In der
Zeit plädieren Jochen Bittner, Paul Middelhoff und Heinrich Wefing dafür, das
Netzwerkdurchsetzungsgesetz (NetzDG) zu verbessern, indem man es verschärft: "Zum einen muss das Gesetz klarstellen, dass die Netz-Konzerne
weder zu viel löschen dürfen noch zu wenig. Auch ein manifestes
overblocking müsste
mit Bußgeldern belegt werden.
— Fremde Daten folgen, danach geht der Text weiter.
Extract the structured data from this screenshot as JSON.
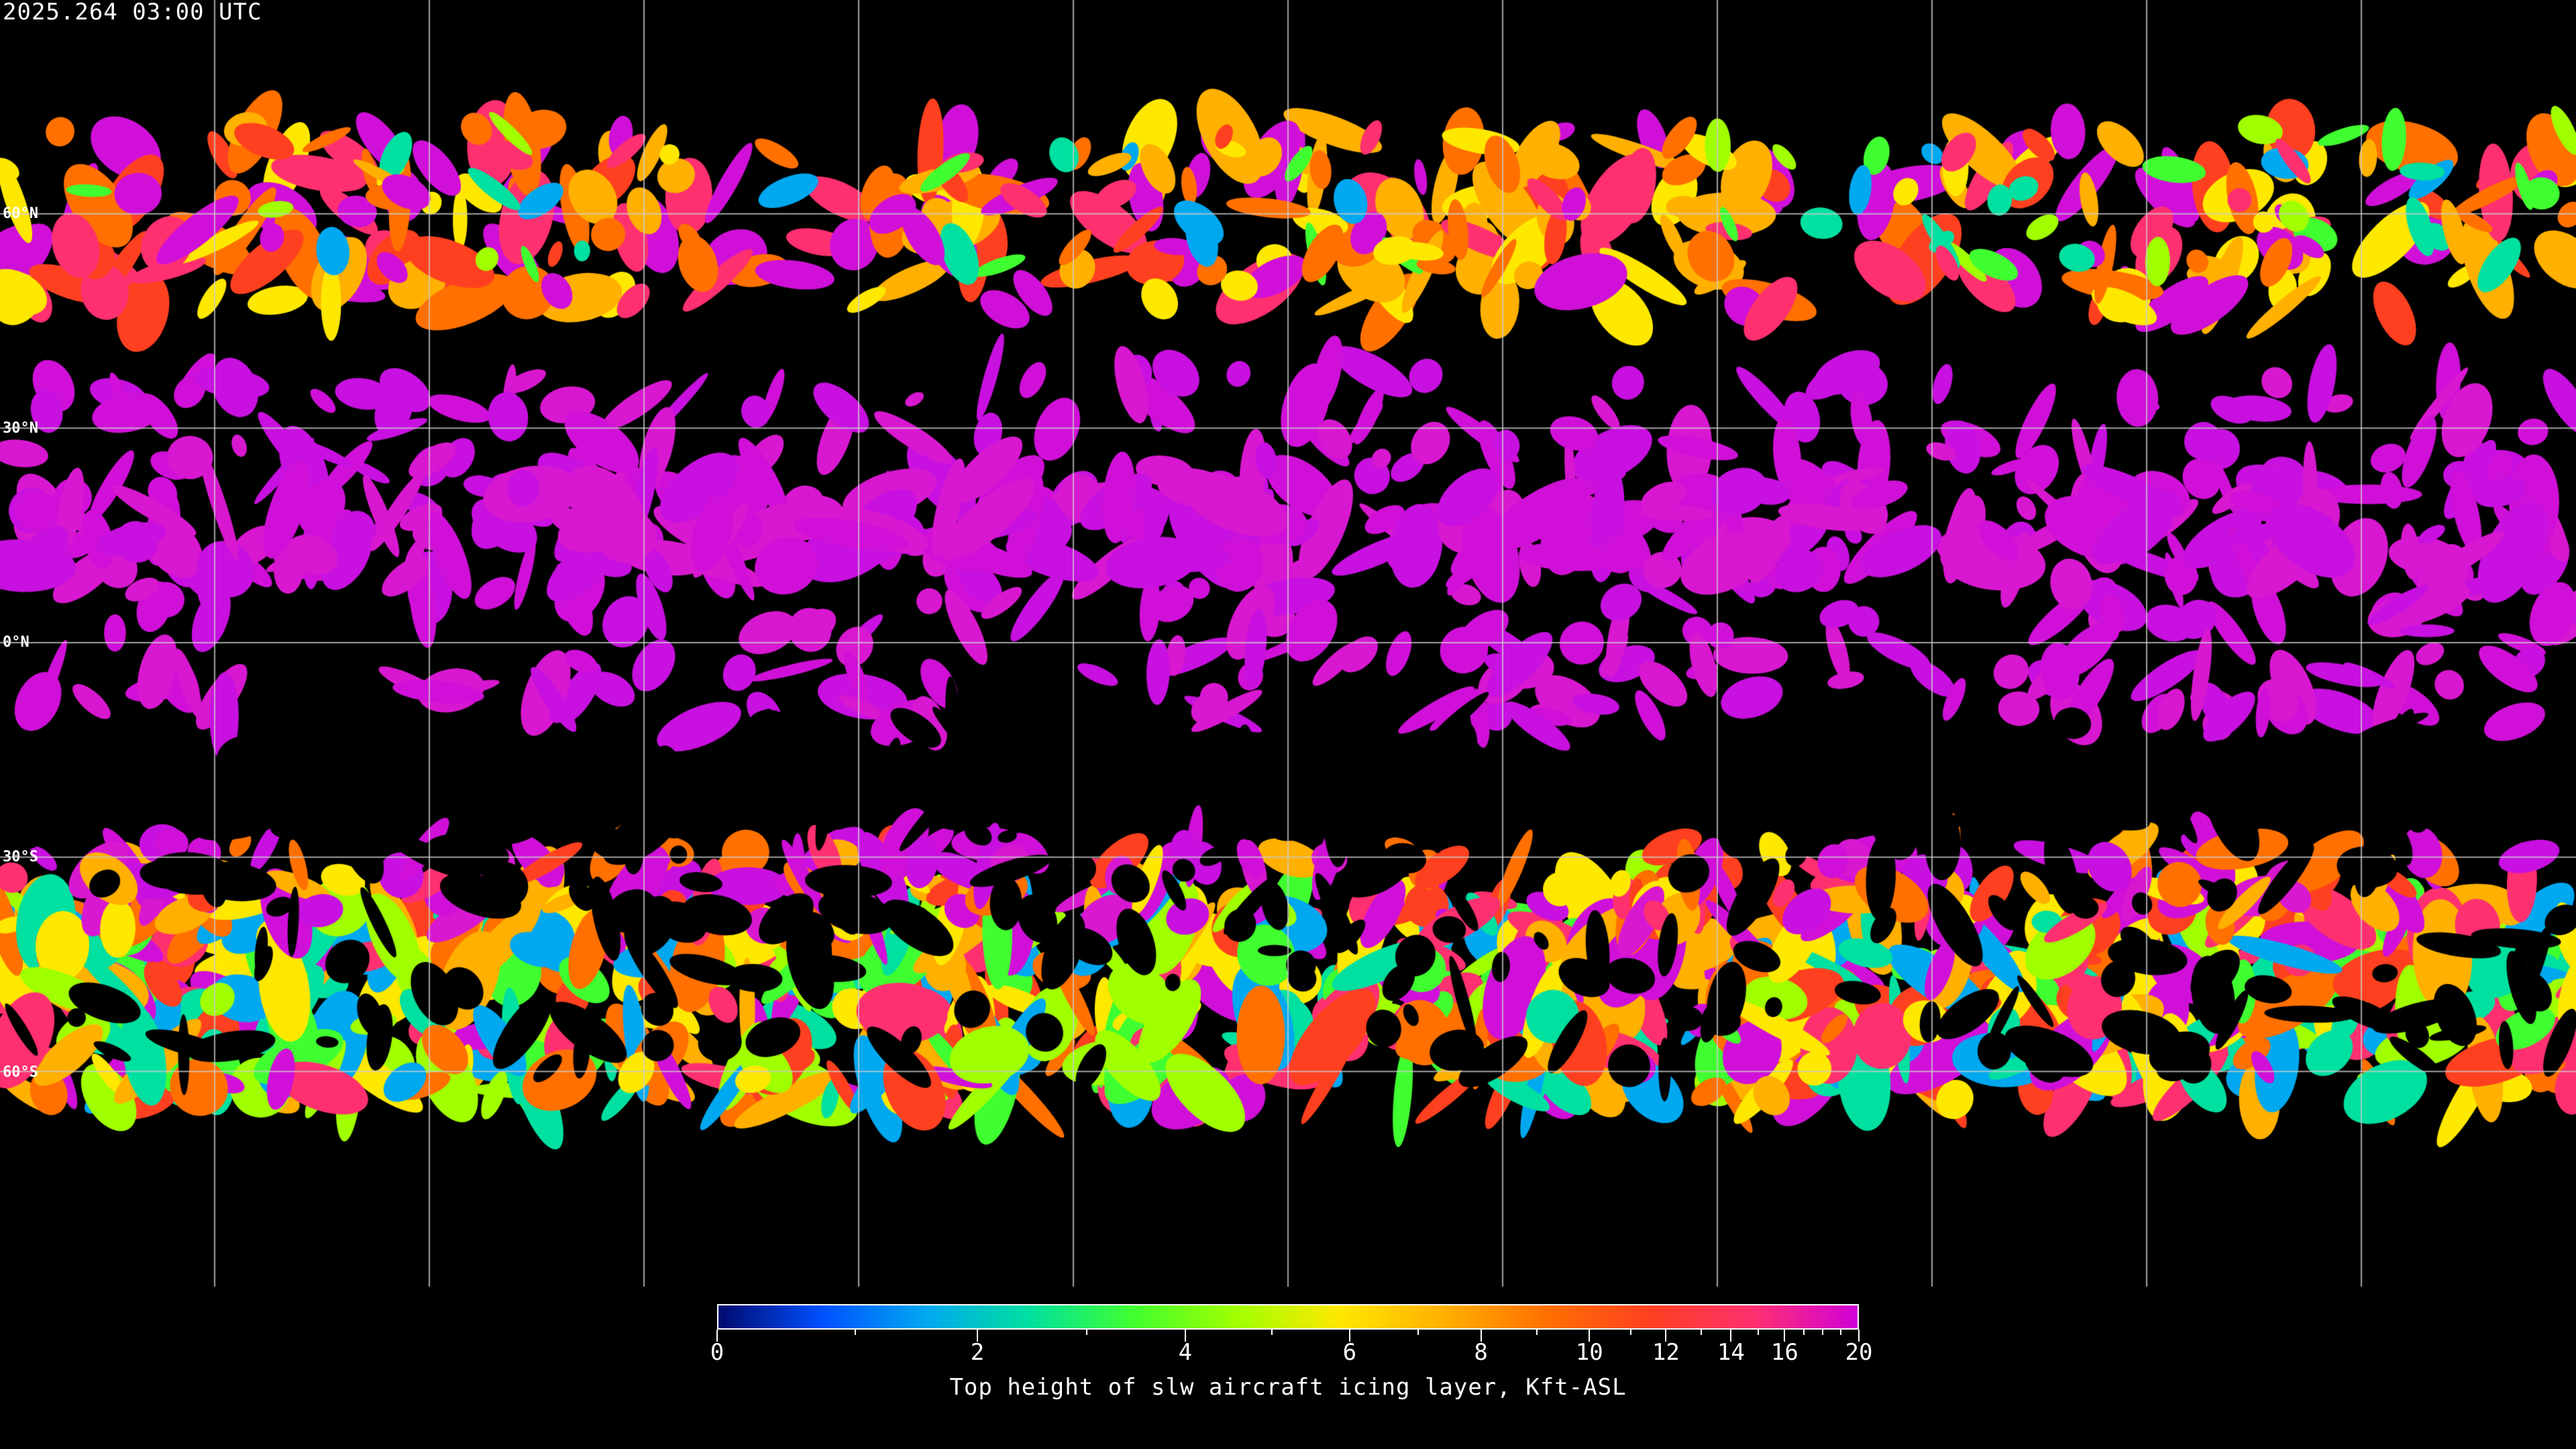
{
  "header": {
    "timestamp": "2025.264 03:00 UTC"
  },
  "map": {
    "projection": "equirectangular",
    "background": "#000000",
    "grid_color": "#cccccc",
    "grid_spacing_deg": 30,
    "lat_labels": [
      "60°N",
      "30°N",
      "0°N",
      "30°S",
      "60°S"
    ]
  },
  "colorbar": {
    "title": "Top height of slw aircraft icing layer, Kft-ASL",
    "min": 0,
    "max": 20,
    "tick_labels": [
      "0",
      "2",
      "4",
      "6",
      "8",
      "10",
      "12",
      "14",
      "16",
      "20"
    ],
    "colors": [
      "#000a6e",
      "#0050ff",
      "#00a8f0",
      "#00e0a0",
      "#40ff30",
      "#a0ff00",
      "#ffe800",
      "#ffb000",
      "#ff7000",
      "#ff4020",
      "#ff3070",
      "#d000d8"
    ]
  }
}
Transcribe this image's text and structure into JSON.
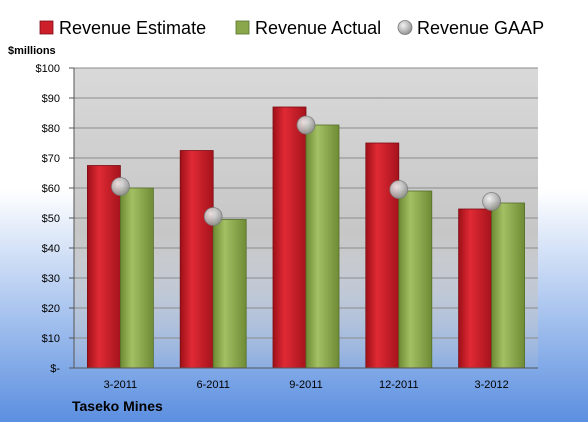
{
  "colors": {
    "estimate": "#cc1f2a",
    "actual": "#8aa84b",
    "gaap": "#c7c7c7",
    "background_top": "#ffffff",
    "background_bottom": "#5b8fe0",
    "plot_top": "#d6d6d6",
    "plot_bottom": "#c4c4c4"
  },
  "chart_data": {
    "type": "bar",
    "title": "Taseko Mines",
    "unit_label": "$millions",
    "categories": [
      "3-2011",
      "6-2011",
      "9-2011",
      "12-2011",
      "3-2012"
    ],
    "series": [
      {
        "name": "Revenue Estimate",
        "style": "bar",
        "values": [
          67.5,
          72.5,
          87,
          75,
          53
        ]
      },
      {
        "name": "Revenue Actual",
        "style": "bar",
        "values": [
          60,
          49.5,
          81,
          59,
          55
        ]
      },
      {
        "name": "Revenue GAAP",
        "style": "marker",
        "values": [
          60.5,
          50.5,
          81,
          59.5,
          55.5
        ]
      }
    ],
    "ylim": [
      0,
      100
    ],
    "yticks": [
      0,
      10,
      20,
      30,
      40,
      50,
      60,
      70,
      80,
      90,
      100
    ],
    "ytick_labels": [
      "$-",
      "$10",
      "$20",
      "$30",
      "$40",
      "$50",
      "$60",
      "$70",
      "$80",
      "$90",
      "$100"
    ],
    "grid": true,
    "legend_position": "top"
  }
}
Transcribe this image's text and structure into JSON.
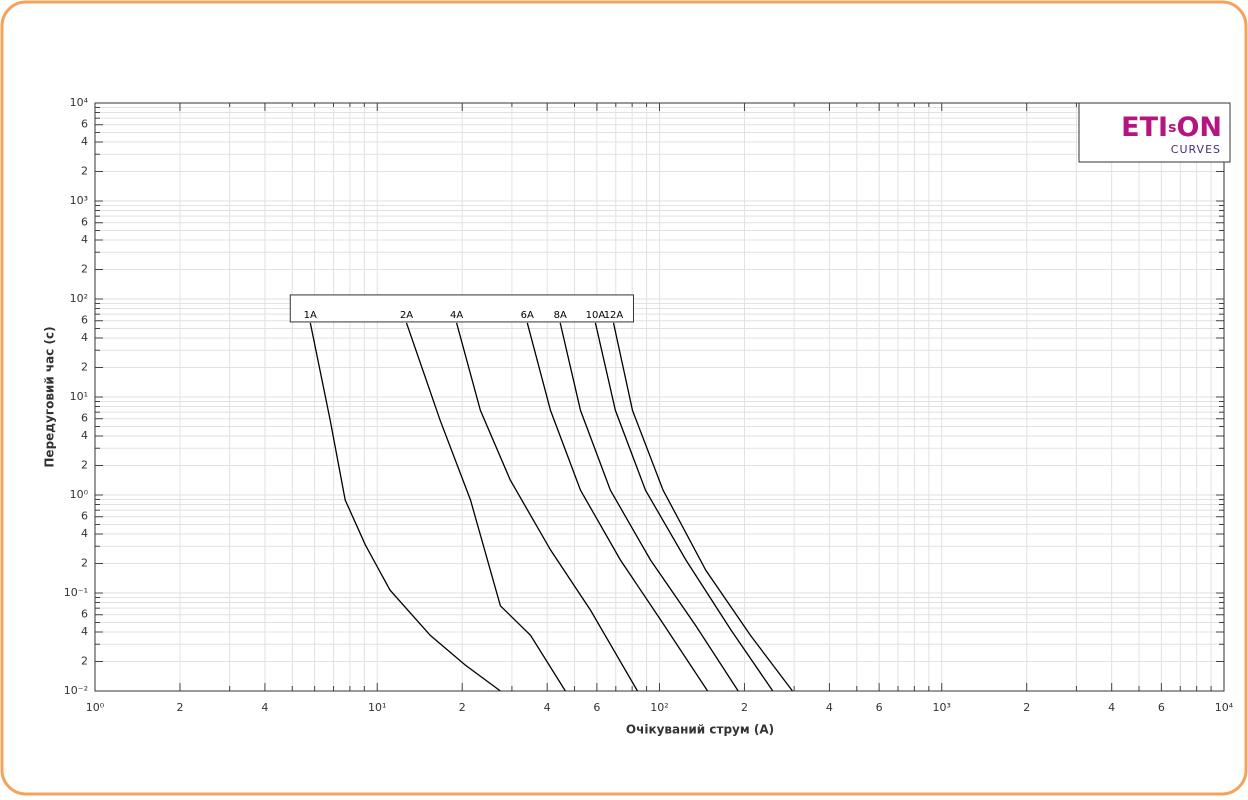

Zum anderen braucht es, wie vielfach schon im Gesetzgebungsprozess gefordert, eine
unabhängige Stelle, an die sich Nutzer wenden können, die überzeugt sind, ihre Beiträge seien zu Unrecht gesperrt oder gelöscht worden." Schätze, wir werden dafür eine Behörde aufbauen müssen.
Dinah Riese
differenziert in der
taz: "Nicht nachvollziehbares
Sperren und Löschen sind ein Problem, das nicht erst mit dem NetzDG in die Welt der sozialen Medien gekommen ist. Schon immer löschte Facebook Posts, entfernte YouTube Videos, blockierte Twitter-Beiträge. Meist auf Grundlage
eigener Regeln, die sehr vage formuliert sind."
Das
Internet hat alles verändert, das
Smartphone hat alles verändert, nun verändert die
Spracherkennung, die zunächst in Form von zuhörenden Lautsprechern in die Wohnzimmer einziehen, noch mal alles,
schreibt Sascha Lobo in seiner
Spiegel-Online-Kolumne. Auch
Facebook wolle jetzt so ein Ding bringen mit Videochat und Gesichtserkennung: "Hört sich
gruselig an, aber wenn sich etwas verändert hat in den letzten Jahren, dann die Grenze, ab der Durchschnittspersonen vernetzte Technologien gruselig finden. In jeder deutschen Fußgängerzone wäre man vor dreißig Jahren
blau geschlagen worden allein für die Frage, ob man eine '
Wohnzimmerwanze' kaufen würde, die jedes Wort nach Amerika funken kann."